Twice in the last week and a half, I have been presented with similar issues regarding single owner profit sharing plans at the death of the sole owner and employee, or the dissolution of the company. Two of my clients were basically self-employed in their solely-owned businesses and had created profit sharing plans to provide for their retirement. In one case, upon the termination of the company, my client did not roll the profit sharing plan into his IRA, but instead he left it in the profit sharing plan. My other client died and failed to name a successor trustee of the profit sharing plan.

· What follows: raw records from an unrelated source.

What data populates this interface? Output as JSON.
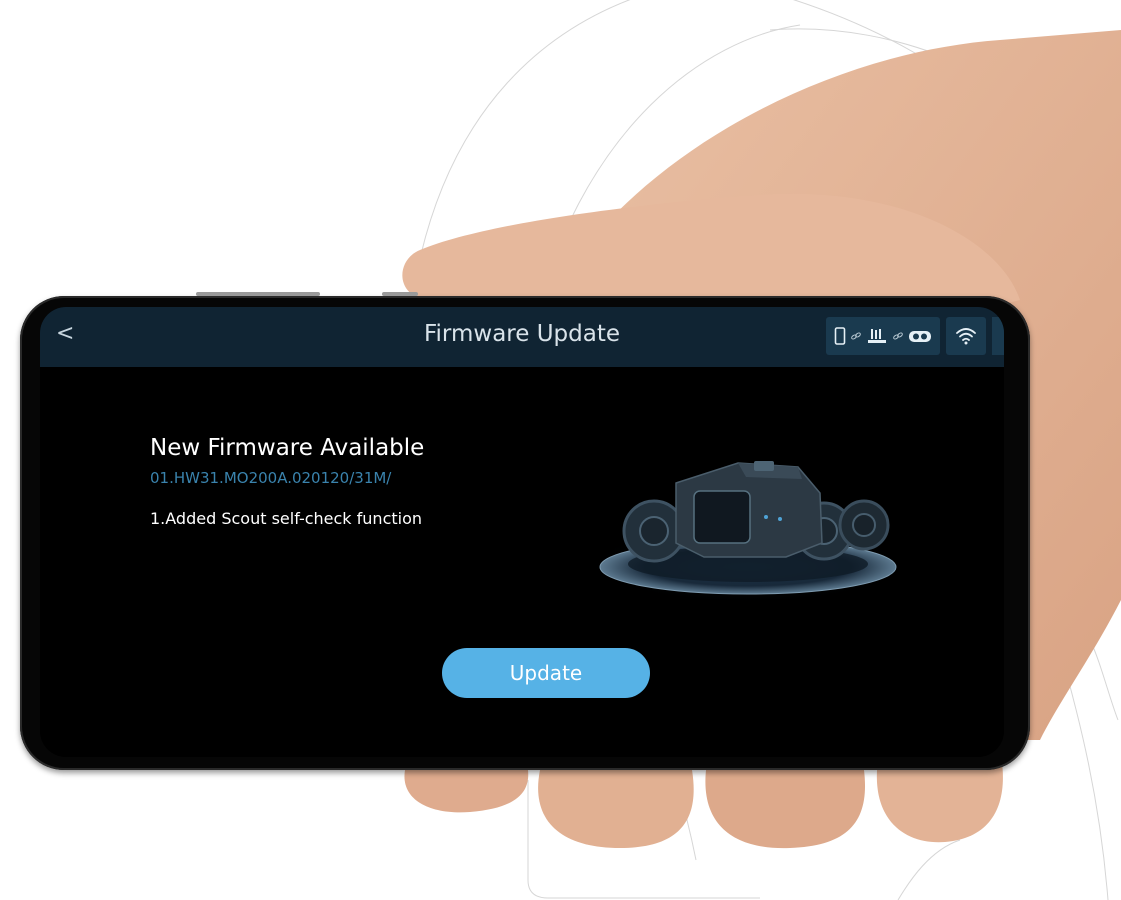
{
  "header": {
    "back_label": "<",
    "title": "Firmware Update",
    "status_icons": [
      "phone-icon",
      "link-icon",
      "router-icon",
      "link-icon",
      "goggles-icon"
    ],
    "wifi_icon": "wifi-icon"
  },
  "firmware": {
    "heading": "New Firmware Available",
    "version": "01.HW31.MO200A.020120/31M/",
    "notes": [
      "1.Added Scout self-check function"
    ]
  },
  "actions": {
    "update_label": "Update"
  },
  "colors": {
    "topbar_bg": "#102433",
    "status_box_bg": "#1a3a4f",
    "version_text": "#3a83ad",
    "update_button": "#56b2e6",
    "screen_bg": "#000000"
  }
}
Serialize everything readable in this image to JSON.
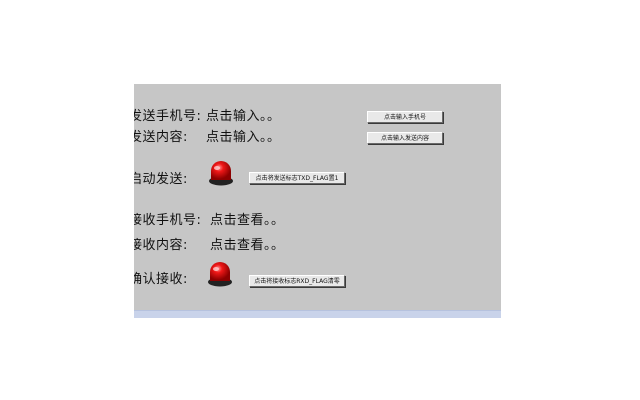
{
  "form": {
    "send_phone": {
      "label": "发送手机号:",
      "value": "点击输入。。",
      "button": "点击输入手机号"
    },
    "send_content": {
      "label": "发送内容:",
      "value": "点击输入。。",
      "button": "点击输入发送内容"
    },
    "start_send": {
      "label": "启动发送:",
      "button": "点击将发送标志TXD_FLAG置1",
      "indicator": {
        "icon": "red-led-icon",
        "state": "on"
      }
    },
    "recv_phone": {
      "label": "接收手机号:",
      "value": "点击查看。。"
    },
    "recv_content": {
      "label": "接收内容:",
      "value": "点击查看。。"
    },
    "confirm_recv": {
      "label": "确认接收:",
      "button": "点击将接收标志RXD_FLAG清零",
      "indicator": {
        "icon": "red-led-icon",
        "state": "on"
      }
    }
  },
  "colors": {
    "panel_background": "#c6c6c6",
    "led_red": "#e01010",
    "button_face": "#e9e9e9"
  }
}
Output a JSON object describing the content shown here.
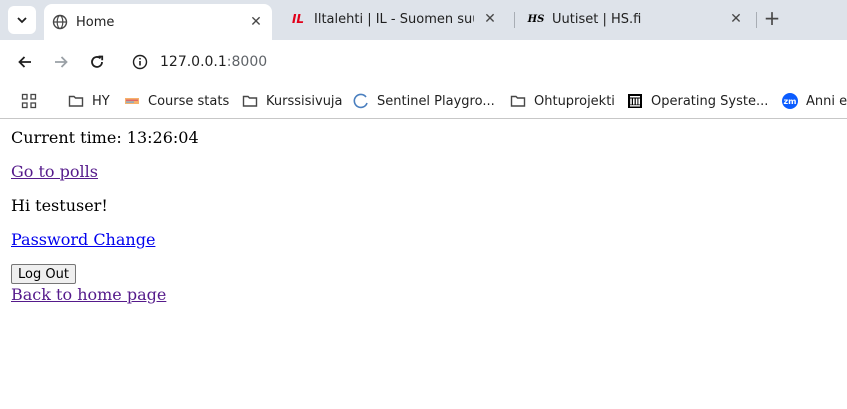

This issue is a small sample of an ever-growing issue. As you may know, profit sharing plans exist within businesses for employees to share in the profits of the business at a certain small percentage. When the business has only one employee and one owner, at the death of the owner or the termination of the business, the profit sharing plan itself terminates, but unless the plan is actually terminated while the business is active and the owner is alive, it is very difficult to terminate the plan after the death of the owner or long after the business has dissolved. This is because almost all custodians of these profit sharing plans require someone with authority to act to distribute the profit sharing to the intended beneficiary. In the case of a business that long ago dissolved, the business itself will normally have to be re-opened in order to appoint someone who is able to act. In the case of an individual who has died, if there is no successor Trustee of the profit sharing plan expressly named or someone named to continue to run the business, it is likely that a court will have to act to name a successor Trustee of the profit sharing plan. These mistakes will likely cause stress to any personal representative or beneficiary seeking to receive the profit sharing plans proceeds and substantial expense to rectify the situation.
An important lesson arises from this: business owners providing profit sharing plans or those individuals participating in them MUST take the time to designate beneficiaries or trustees with the plan’s administrator to avoid undue delay and expense in receiving profit sharing proceeds upon termination.
Moreover, it is never too early to plan, and planning is an evolutionary process that must be constantly monitored and changed as situations change.
– Gary Altman, Esq. and Adam Abramowitz, Esq.